Why, Papa? Why not this morning, Papa? Why? Why not?

“Listen, Paul, son…” He hesitated too, for the briefest instant, until Florence came to the rescue.

“Mr. Jeff,” she said, “why don’t you let dat boy carry his papers dis mornin’? Dey be expectin‘ him up at de sto’.” It was her way of uttering a nontruth that cried out to be said, at least at that instant in the hallway with its mood of desperate irresolution, and I knew it was meant for me.
Everything gone be all right, baby.
“Mr. Quigley, he fire dat boy if you don’t let him go.”

“Then okay, son,” Papa said in a parched voice, “but I still want you to try to get some sleep.”
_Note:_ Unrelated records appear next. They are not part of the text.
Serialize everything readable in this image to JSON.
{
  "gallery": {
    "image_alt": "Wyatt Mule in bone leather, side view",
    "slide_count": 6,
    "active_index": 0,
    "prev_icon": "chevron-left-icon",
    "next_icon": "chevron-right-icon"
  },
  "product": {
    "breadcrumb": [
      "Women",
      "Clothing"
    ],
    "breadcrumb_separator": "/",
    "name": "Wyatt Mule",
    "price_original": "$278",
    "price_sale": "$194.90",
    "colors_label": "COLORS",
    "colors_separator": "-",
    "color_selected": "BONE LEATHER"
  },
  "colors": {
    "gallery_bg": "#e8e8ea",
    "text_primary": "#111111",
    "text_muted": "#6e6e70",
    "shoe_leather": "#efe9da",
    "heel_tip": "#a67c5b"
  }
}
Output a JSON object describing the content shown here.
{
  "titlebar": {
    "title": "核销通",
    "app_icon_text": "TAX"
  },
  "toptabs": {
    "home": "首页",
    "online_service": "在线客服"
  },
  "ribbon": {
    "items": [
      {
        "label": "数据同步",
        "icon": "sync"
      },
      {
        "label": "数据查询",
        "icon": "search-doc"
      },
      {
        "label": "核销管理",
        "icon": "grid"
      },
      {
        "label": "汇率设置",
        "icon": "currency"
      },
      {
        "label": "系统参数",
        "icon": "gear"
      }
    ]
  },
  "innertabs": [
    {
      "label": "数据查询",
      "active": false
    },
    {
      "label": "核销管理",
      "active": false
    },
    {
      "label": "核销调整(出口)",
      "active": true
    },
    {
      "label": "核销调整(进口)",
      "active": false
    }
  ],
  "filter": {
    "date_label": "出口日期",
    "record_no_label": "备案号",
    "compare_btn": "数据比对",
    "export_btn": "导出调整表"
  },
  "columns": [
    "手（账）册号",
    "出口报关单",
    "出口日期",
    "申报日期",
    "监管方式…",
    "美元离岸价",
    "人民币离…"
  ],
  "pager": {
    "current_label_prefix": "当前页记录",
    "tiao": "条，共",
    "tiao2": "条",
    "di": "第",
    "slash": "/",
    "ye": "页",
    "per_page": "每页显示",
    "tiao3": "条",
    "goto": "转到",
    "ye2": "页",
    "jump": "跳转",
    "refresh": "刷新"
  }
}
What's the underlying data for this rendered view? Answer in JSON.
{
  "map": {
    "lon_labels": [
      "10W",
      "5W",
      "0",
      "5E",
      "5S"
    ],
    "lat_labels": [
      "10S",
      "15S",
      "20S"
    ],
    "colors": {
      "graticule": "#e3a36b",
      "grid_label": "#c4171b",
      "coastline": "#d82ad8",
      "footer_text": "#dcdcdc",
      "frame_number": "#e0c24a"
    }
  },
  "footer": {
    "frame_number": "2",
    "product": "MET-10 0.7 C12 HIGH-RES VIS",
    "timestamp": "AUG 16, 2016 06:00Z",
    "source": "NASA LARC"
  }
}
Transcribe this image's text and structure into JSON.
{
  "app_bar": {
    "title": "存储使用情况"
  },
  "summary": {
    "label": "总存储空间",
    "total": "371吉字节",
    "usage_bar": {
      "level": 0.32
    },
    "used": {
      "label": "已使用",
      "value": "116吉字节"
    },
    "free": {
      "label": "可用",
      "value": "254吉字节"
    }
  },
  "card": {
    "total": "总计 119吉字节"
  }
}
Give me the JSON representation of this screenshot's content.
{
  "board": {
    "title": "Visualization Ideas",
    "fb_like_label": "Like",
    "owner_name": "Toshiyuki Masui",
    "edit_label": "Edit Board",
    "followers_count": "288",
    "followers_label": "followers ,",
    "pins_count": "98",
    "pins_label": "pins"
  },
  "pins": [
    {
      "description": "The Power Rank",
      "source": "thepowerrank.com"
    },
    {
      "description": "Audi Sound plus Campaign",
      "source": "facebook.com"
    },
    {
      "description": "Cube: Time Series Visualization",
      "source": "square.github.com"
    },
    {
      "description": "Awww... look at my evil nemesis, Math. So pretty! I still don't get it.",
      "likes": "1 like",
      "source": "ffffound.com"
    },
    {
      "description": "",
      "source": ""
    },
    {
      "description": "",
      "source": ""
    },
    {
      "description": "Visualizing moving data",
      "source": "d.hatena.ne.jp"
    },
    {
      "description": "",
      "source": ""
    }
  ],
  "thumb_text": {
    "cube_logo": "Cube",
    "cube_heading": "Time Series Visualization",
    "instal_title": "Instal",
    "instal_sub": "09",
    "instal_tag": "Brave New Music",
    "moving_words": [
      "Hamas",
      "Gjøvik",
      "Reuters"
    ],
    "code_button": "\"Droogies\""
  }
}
There was a kid my age named Bruce Watkins, also one of Mr. Quigley’s half-dozen paper-route workers, who woke me every Sunday at dawn by throwing a handful of pebbles up at my window screen. That morning I was aroused from a murky half-sleep by the pattering noise, like a burst of sudden rainfall, which sent me upright in bed with a sensation of waking exhausted in a foreign place. I waited for the sound—the unspeakable—but heard nothing. After I put on my shorts and sport shirt and started on my way downstairs, I saw that Miss Slocum, mouth ajar, snoring faintly, was dozing at my mother’s bedside. The doctor had gone. The door to my father’s bedroom was closed, and this meant that he was asleep for a few minutes or perhaps merely trying to sleep in the stupefying heat, which had, even at that hour, an unnatural, almost man-made intensity, like that of the boiler room of a naval ship into which I had once been allowed to descend. Outside on the lawn the heat lay as if imprisoned in a vast scoop, breezeless, unrelieved by the disappearing night, so that the grass, which should have been drenched with dew, remained dry and brittle beneath my sneakers, and the sycamores had a drooping, withered look as the first light silvered their leaves. It was the kind of southern morning when people, waking, stirred and whispered, “Oh, Jesus.” The air was sticky and ominous, the heat of the new day coming on like a cataclysm. I felt dizzy from the lack of sleep; already sweat streamed down my back. Bruce and I met at the curb and walked along the sleeping village streets toward the store. For a moment we said nothing. He was from one of those neighbor families of a cheerfully unkempt multitude I so envied. He was taller than I by six inches, older by a year, and I coveted, too, the sprinkling of facial fuzz, the occasional androgynous dip of his voice from soprano into croak, even the rosy patch of acne around his nose. He was becoming a man; I still felt in the green grip of childhood.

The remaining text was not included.